Benjamin Graham’s well-reasoned, rules-based approach to security analysis remains, well after 80 years, a cornerstone for building a strong, long-term investment programme to meet investor’s financial goals. Similarly, the 10-year-old Fundamental Index strategy staunchly adheres to, and has delivered on, its promise to offer investors essential market exposure while outperforming a cap-weighted index over a market cycle.

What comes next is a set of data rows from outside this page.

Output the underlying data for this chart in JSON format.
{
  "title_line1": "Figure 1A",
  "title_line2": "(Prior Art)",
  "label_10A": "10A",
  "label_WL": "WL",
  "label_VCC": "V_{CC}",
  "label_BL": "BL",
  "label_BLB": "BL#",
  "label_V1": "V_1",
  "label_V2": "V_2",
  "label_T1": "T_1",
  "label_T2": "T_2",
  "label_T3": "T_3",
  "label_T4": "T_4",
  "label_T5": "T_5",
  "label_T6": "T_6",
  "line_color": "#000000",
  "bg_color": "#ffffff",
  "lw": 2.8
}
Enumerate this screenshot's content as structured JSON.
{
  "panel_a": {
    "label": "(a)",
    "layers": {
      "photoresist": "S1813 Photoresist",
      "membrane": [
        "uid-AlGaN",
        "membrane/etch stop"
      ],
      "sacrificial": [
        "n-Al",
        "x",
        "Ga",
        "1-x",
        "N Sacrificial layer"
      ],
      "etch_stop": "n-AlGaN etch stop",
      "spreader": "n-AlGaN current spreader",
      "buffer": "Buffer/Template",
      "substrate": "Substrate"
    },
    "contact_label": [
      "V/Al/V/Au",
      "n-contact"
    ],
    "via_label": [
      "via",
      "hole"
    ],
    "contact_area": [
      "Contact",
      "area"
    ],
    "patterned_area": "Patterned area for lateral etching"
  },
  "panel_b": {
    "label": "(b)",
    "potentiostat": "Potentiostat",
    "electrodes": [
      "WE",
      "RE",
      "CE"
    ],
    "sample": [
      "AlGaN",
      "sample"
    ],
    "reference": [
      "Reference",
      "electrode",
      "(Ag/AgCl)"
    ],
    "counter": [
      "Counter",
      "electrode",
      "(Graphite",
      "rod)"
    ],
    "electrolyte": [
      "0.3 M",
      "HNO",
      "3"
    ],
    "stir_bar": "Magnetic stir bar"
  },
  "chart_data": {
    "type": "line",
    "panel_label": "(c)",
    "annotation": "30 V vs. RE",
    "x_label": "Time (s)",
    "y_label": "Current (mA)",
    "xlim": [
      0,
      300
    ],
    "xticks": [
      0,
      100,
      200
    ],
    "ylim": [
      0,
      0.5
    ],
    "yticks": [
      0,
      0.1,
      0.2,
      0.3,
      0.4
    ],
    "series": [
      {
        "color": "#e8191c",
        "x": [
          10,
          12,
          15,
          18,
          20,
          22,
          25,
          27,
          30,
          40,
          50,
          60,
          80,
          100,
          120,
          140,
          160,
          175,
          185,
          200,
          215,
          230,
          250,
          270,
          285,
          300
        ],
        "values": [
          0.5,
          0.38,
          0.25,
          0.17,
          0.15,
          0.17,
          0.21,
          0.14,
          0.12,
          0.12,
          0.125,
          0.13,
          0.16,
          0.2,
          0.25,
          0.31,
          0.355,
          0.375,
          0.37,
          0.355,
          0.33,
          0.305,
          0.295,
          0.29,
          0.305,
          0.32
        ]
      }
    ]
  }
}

Although over the last 10 years the annualised total returns of the FTSE RAFI Developed Ex US 1000 and FTSE RAFI 1000 indices have exceeded those of MSCI EAFE and S&P 500 indices, respectively, more recent performance has lagged these benchmarks. Does this mean that the Fundamental Index strategy is broken? Not at all. Recall Graham’s admonition to not sell holdings, especially on the downside, if their fundamentals remain sound. In fact, it is moments like this that adding to (or at least holding) a position can lead to higher returns at later points in the economic and market cycles.
In Graham’s own words: “You are neither right nor wrong because the crowd disagrees with you. You are right because your data and reasoning are right. In the world of securities, courage becomes the supreme virtue after adequate knowledge and a tested judgment are at hand” (Graham, 2006). If you are an investor who chooses to follow in the footsteps of Benjamin Graham, now is a propitious time to begin or to build on a core portfolio holding of the RAFI Fundamental Index strategy. The data and reasoning for doing so are in place. The final step is demonstrating the courage required to invest based on your knowledge and judgment.
Graham, Benjamin. 2006. The Intelligent Investor—Fourth Revised Edition. With new commentary by Jason Zwieg. New York: HarperCollins Publishers. First published in 1973.
Hsu, Jason C., Brett W. Myers, and Ryan J. Whitby. 2016. “Timing Poorly: A Guide to Generating Poor Returns While Investing in Successful Strategies.” Journal of Portfolio Management, vol. 42, no. 2(Winter):90–98.
Hsu, Jason, and Vivek Viswanathan. “Woe Betide the Value Investor.” Research Affiliates Fundamentals, February 2015.
Scott, Maria Crawford. 1996. “Value Investing: A Look at the Benjamin Graham Approach.” AAII Journal, (May):12–15.
Zweig, Jason. 2015. “Would Benjamin Graham Have Hated Index Funds?” Wall Street Journal (April 3).